L’Allemagne doit-elle des réparations de guerre à la Grèce ? Le nouveau Premier ministre grec Alexis Tsipras a promis de s’attaquer à ce contentieux, en rappelant aux Allemands qu’ils n’ont jamais dédommagé la Grèce mise à feu et à sang par les nazis, et menacée aujourd’hui d’asphyxie financière.

De Berlin, la réponse fuse sèchement : « Nein », l’Allemagne, super-puissance économique de l’Europe, ne doit pas un centime à la Grèce, qui croule sous une dette de plus de 300 milliards d’euros.

Le porte-parole du ministère allemand des Finances l’a assuré mi-janvier : « Près de 70 ans après la fin de la Seconde guerre mondiale, la question des réparations a perdu sa légitimité ».

Mais à Athènes on estime que le montant de la facture héritée de la Seconde guerre mondiale s’élève à 162 milliards d’euros, soit la moitié de l’abyssale dette grecque.

La gauche radicale Syriza et son allié gouvernemental, l’éruptif nationaliste Panos Kammenos, veulent rouvrir le dossier. Sa portée est hautement symbolique car il renvoie l’Allemagne, qui cultive volontiers son image de première de la classe en Europe, à la page la plus sombre de son histoire.

A peine nommé Premier ministre, Alexis Tsipras est allé déposer un bouquet de roses rouges au mémorial des fusillés de Kesariani, près d’Athènes, haut-lieu de la gauche grecque, où 200 communistes ont été exécutés par les nazis en 1944.

Lors de son premier déplacement en Allemagne, le ministre des Finances Yanis Varoufakis a juré que ce n’était « pas un signal en direction de l’Allemagne », mais « contre les nazis » d’Aube dorée, troisième force politique à l’issue du scrutin du 25 janvier.

Durant sa campagne électorale, Alexis Tsipras a assuré qu’il ferait valoir ce « droit inassouvi » à des compensations pour « un peuple qui a saigné et payé cher la brutalité du nazisme ».

A partir de 1941, l’occupation nazie de la Grèce a été parmi les plus sanglantes en Europe. Face à un peuple qui résiste farouchement, les troupes d’Hitler incendient, pillent, fusillent.

Faire barrage aux communistes

Les nazis saignent la Grèce à blanc. Le IIIe Reich impose ainsi un prêt forcé de 476 millions de Reichsmarks à la Banque centrale de Grèce. Il n’a jamais été remboursé. Dans un rapport de 2012, la chambre des députés, le Bundestag, l’a chiffré à 8,25 mds de dollars. En Grèce, il est évalué à 11 mds EUR, selon un rapport confidentiel remis au ministère des Finances et révélé en janvier par le journal To Vima.

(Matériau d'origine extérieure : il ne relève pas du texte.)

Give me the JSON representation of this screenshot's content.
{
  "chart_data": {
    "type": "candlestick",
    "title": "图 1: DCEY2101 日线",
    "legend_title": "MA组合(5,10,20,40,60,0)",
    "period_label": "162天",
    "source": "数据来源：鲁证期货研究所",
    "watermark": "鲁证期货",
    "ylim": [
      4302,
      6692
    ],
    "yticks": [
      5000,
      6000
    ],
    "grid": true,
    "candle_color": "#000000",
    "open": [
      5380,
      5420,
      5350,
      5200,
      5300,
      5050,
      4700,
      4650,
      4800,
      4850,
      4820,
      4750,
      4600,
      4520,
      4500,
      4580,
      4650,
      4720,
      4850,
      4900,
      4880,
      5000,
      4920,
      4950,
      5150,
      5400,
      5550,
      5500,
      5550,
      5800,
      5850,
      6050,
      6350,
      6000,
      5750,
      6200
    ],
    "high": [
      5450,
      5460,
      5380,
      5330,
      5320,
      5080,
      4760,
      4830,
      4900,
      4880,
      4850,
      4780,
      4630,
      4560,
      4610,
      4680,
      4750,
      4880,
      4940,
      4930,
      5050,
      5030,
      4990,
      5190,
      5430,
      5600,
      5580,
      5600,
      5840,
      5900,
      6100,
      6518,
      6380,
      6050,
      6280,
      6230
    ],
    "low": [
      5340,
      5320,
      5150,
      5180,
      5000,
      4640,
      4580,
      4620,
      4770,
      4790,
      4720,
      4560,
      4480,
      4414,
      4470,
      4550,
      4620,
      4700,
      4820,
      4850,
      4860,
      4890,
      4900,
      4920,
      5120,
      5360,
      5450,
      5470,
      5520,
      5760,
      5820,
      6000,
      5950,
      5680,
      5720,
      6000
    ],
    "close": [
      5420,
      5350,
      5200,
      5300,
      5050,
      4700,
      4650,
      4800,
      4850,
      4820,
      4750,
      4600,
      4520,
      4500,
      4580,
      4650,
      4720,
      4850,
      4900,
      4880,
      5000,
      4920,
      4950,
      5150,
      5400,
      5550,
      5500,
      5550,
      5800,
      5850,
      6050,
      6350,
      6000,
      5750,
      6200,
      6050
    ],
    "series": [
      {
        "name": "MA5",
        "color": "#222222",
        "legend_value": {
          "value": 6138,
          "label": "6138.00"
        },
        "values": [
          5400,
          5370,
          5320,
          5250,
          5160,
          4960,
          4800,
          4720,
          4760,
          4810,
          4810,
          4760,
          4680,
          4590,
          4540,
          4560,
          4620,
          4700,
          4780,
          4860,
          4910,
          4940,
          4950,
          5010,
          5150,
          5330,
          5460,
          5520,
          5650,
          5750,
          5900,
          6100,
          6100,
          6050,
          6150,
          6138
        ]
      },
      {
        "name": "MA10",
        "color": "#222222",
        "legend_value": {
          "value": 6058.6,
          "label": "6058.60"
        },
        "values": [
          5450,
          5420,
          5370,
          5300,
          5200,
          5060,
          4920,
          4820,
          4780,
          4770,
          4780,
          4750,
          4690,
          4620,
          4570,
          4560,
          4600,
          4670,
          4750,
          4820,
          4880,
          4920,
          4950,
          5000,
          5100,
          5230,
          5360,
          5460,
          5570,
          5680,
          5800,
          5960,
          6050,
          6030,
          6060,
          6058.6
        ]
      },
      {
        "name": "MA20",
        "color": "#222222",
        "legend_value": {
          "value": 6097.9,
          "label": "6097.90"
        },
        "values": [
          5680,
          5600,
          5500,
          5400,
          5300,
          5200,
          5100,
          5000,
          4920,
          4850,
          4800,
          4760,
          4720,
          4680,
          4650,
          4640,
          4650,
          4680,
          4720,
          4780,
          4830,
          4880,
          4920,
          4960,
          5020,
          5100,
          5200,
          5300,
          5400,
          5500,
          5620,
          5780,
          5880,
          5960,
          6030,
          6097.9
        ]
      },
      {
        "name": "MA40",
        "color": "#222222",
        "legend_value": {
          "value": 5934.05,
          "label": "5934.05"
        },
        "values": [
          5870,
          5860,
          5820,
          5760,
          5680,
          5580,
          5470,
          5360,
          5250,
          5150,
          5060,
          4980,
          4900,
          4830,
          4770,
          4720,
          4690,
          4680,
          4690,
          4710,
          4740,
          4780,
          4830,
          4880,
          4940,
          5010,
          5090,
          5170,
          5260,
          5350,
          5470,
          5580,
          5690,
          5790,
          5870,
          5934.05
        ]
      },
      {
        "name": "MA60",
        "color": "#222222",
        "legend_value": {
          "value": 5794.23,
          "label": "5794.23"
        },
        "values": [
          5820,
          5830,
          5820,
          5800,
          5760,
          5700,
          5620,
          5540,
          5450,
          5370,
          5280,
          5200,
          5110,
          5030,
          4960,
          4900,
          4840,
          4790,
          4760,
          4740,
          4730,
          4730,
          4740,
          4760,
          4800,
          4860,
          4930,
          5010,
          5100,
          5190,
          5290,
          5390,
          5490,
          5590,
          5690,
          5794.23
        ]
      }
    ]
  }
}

Au lendemain de la capitulation allemande, les Américains ont pour priorité de faire barrage aux communistes. Les Grecs, en pleine guerre civile et qui bénéficient du plan Marshall, sont priés d’oublier leurs revendications jusqu’à la signature d’un traité de paix.

L’Allemagne se reconstruit et ne paie quasiment rien à ses anciens ennemis. « Cela a évidemment contribué massivement au miracle économique allemand » d’après-guerre, relève une note d’analyse de Rabobank.

« L’Allemagne a été le plus mauvais payeur de dettes du XXe siècle », assure le professeur d’histoire économique Albrecht Ritschl dans un entretien-choc accordé au Spiegel en 2011.

En 1990, peu avant la Réunification, les deux Allemagne signent le traité 2+4 avec les Alliés. Aucune mention « traité de paix » n’est faite. La Grèce l’approuve. Pour Berlin, cela clôt de facto le chapitre des réparations.

Depuis des décennies, l’icône de la résistance anti-nazie Manolis Glezos veut présenter l’ardoise à Berlin. La question des réparations « revêt aussi une dimension politique et morale », avance le nonagénaire qui, à 18 ans, est allé décrocher le drapeau nazi flottant au sommet de l’Acropole.

Au printemps dernier, le président grec, Carolos Papoulias, lui aussi ancien résistant, a profité d’une visite de son homologue allemand, Joachim Gauck, pour demander l’ouverture rapide de négociations sur cet épineux contentieux.

« Vous savez que je ne peux vous faire d’autre réponse que vous dire que la voie légale est fermée », lui a répondu courtoisement Gauck, avant de demander pardon aux Grecs, au nom de l’Allemagne, pour les exactions commises par les troupes d’Hitler. Une première près de 70 ans après la fin de la barbarie nazie.